羞恥心に耐えられなくて顔を逸らせば、窓の外に白い月が浮かんでいるのが見えた。
そうしてあっという間に前ボタンをすべて外され、続いてズボンまで脱がされたところで灯が不意に手を止めた。
「……そんなに見ないで」
無駄な抵抗だとはわかっていても、顕になった下着と肌を腕で隠す。
けれどすぐに手首を掴まれ、僅かに乱れたシーツの上に縫い付けられた。
「嫌だね。
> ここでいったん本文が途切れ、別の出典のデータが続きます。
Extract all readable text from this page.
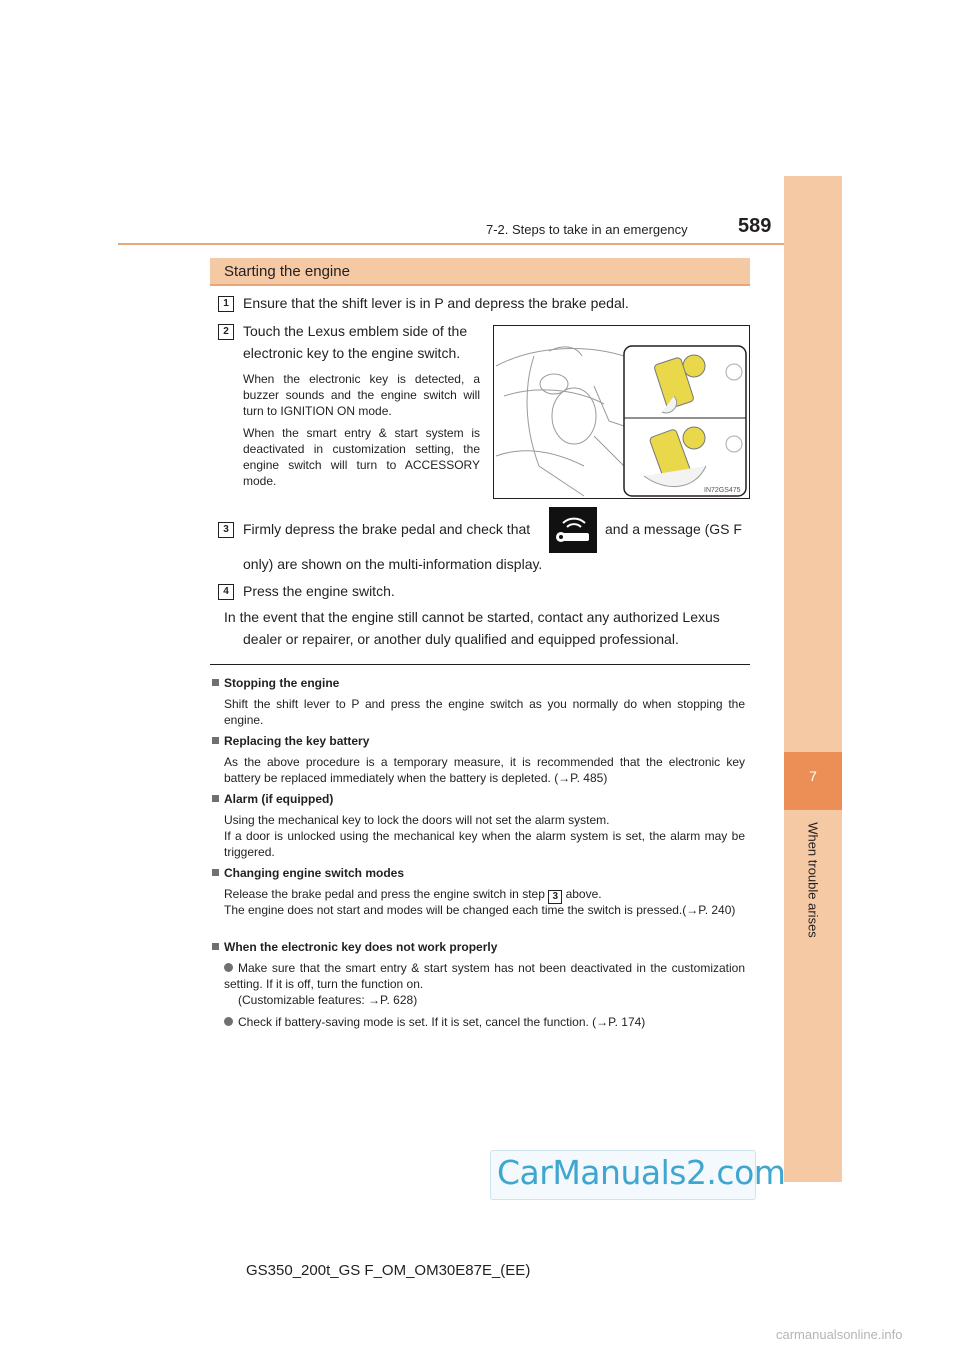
7-2. Steps to take in an emergency	589
7
When trouble arises
Starting the engine
1	Ensure that the shift lever is in P and depress the brake pedal.
2	Touch the Lexus emblem side of the
electronic key to the engine switch.
When the electronic key is detected, a buzzer sounds and the engine switch will turn to IGNITION ON mode.
When the smart entry & start system is deactivated in customization setting, the engine switch will turn to ACCESSORY mode.
IN72GS475
3	Firmly depress the brake pedal and check that	and a message (GS F
only) are shown on the multi-information display.
4	Press the engine switch.
In the event that the engine still cannot be started, contact any authorized Lexus
dealer or repairer, or another duly qualified and equipped professional.
Stopping the engine
Shift the shift lever to P and press the engine switch as you normally do when stopping the engine.
Replacing the key battery
As the above procedure is a temporary measure, it is recommended that the electronic key battery be replaced immediately when the battery is depleted. (→P. 485)
Alarm (if equipped)
Using the mechanical key to lock the doors will not set the alarm system.
If a door is unlocked using the mechanical key when the alarm system is set, the alarm may be triggered.
Changing engine switch modes
Release the brake pedal and press the engine switch in step 3 above.
The engine does not start and modes will be changed each time the switch is pressed.(→P. 240)
When the electronic key does not work properly
Make sure that the smart entry & start system has not been deactivated in the customization setting. If it is off, turn the function on.
(Customizable features: →P. 628)
Check if battery-saving mode is set. If it is set, cancel the function. (→P. 174)
CarManuals2.com
GS350_200t_GS F_OM_OM30E87E_(EE)
carmanualsonline.info
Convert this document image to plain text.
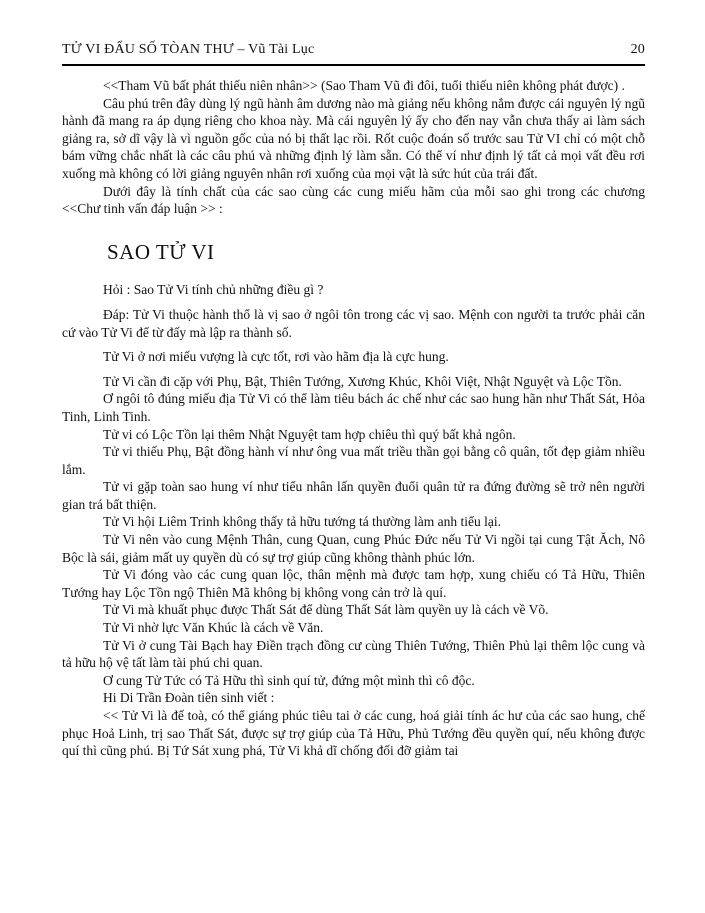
TỬ VI ĐẨU SỐ TÒAN THƯ – Vũ Tài Lục	20

<<Tham Vũ bất phát thiếu niên nhân>> (Sao Tham Vũ đi đôi, tuổi thiếu niên không phát được) .

Câu phú trên đây dùng lý ngũ hành âm dương nào mà giảng nếu không nắm được cái nguyên lý ngũ hành đã mang ra áp dụng riêng cho khoa này. Mà cái nguyên lý ấy cho đến nay vẫn chưa thấy ai làm sách giảng ra, sở dĩ vậy là vì nguồn gốc của nó bị thất lạc rồi. Rốt cuộc đoán số trước sau Tử VI chỉ có một chỗ bám vững chắc nhất là các câu phú và những định lý làm sẵn. Có thể ví như định lý tất cả mọi vất đều rơi xuống mà không có lời giảng nguyên nhân rơi xuống của mọi vật là sức hút của trái đất.

Dưới đây là tính chất của các sao cùng các cung miếu hãm của mỗi sao ghi trong các chương <<Chư tinh vấn đáp luận >> :

SAO TỬ VI

Hỏi : Sao Tử Vi tính chủ những điều gì ?

Đáp: Tử Vi thuộc hành thổ là vị sao ở ngôi tôn trong các vị sao. Mệnh con người ta trước phải căn cứ vào Tử Vi để từ đấy mà lập ra thành số.

Tử Vi ở nơi miếu vượng là cực tốt, rơi vào hãm địa là cực hung.

Tử Vi cần đi cặp với Phụ, Bật, Thiên Tướng, Xương Khúc, Khôi Việt, Nhật Nguyệt và Lộc Tồn.

Ơ ngôi tô đúng miếu địa Tử Vi có thể làm tiêu bách ác chế như các sao hung hãn như Thất Sát, Hỏa Tinh, Linh Tinh.

Tử vi có Lộc Tồn lại thêm Nhật Nguyệt tam hợp chiêu thì quý bất khả ngôn.

Tử vi thiếu Phụ, Bật đồng hành ví như ông vua mất triều thần gọi bằng cô quân, tốt đẹp giảm nhiều lắm.

Tử vi gặp toàn sao hung ví như tiểu nhân lấn quyền đuổi quân tử ra đứng đường sẽ trở nên người gian trá bất thiện.

Tử Vi hội Liêm Trinh không thấy tả hữu tướng tá thường làm anh tiểu lại.

Tử Vi nên vào cung Mệnh Thân, cung Quan, cung Phúc Đức nếu Tử Vi ngồi tại cung Tật Ăch, Nô Bộc là sái, giảm mất uy quyền dù có sự trợ giúp cũng không thành phúc lớn.

Tử Vi đóng vào các cung quan lộc, thân mệnh mà được tam hợp, xung chiếu có Tả Hữu, Thiên Tướng hay Lộc Tồn ngộ Thiên Mã không bị không vong cản trở là quí.

Tử Vi mà khuất phục được Thất Sát để dùng Thất Sát làm quyền uy là cách về Võ.

Tử Vi nhờ lực Văn Khúc là cách về Văn.

Tử Vi ở cung Tài Bạch hay Điền trạch đồng cư cùng Thiên Tướng, Thiên Phủ lại thêm lộc cung và tả hữu hộ vệ tất làm tài phú chi quan.

Ơ cung Tử Tức có Tả Hữu thì sinh quí tử, đứng một mình thì cô độc.

Hi Di Trần Đoàn tiên sinh viết :

<< Tử Vi là đế toà, có thể giáng phúc tiêu tai ở các cung, hoá giải tính ác hư của các sao hung, chế phục Hoả Linh, trị sao Thất Sát, được sự trợ giúp của Tả Hữu, Phủ Tướng đều quyền quí, nếu không được quí thì cũng phú. Bị Tứ Sát xung phá, Tử Vi khả dĩ chống đối đỡ giảm tai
やっと手に入るんだ。恥じらう表情も、感じているところも、俺に乱される姿も全部、目に焼き付ける」
「な……っ」
狡猾に笑った彼の表情と言葉に、必然的に頬が羞恥で赤く染まった。
「前から思ってたけど、牡丹って肌がきれいだよな。触り心地も最高だし、感度も良さそう」
「変態……っ」
手を振り上げようにも手首を掴まれたままなので叶わない。
ギッと強く灯を睨めば、何故かクスクスと楽しそうに笑われた。
「強がってるところ悪いけど、顔は真っ赤だし、まるで効果ないな」
「別に強がってなんかない! やるならさっさと始めてよ……っ」
「だから、それが強がりだって言ってるんだよ。現にほら……手、震えてる。こんなときくらい、少しは素直になったらどうだ」
「……っ」
改めて指摘されると余計に恥ずかしくて、情けなくてたまらなかった。
悔しい。誰のせいでこんなにひねくれたと思っているの。
灯と結婚すると決めたときから、いつかこういうことをする日がくるって覚悟をしていたのに、いざとなると不安と恐怖が胸を覆って、いつも以上に虚勢を張らずにはいられなかった。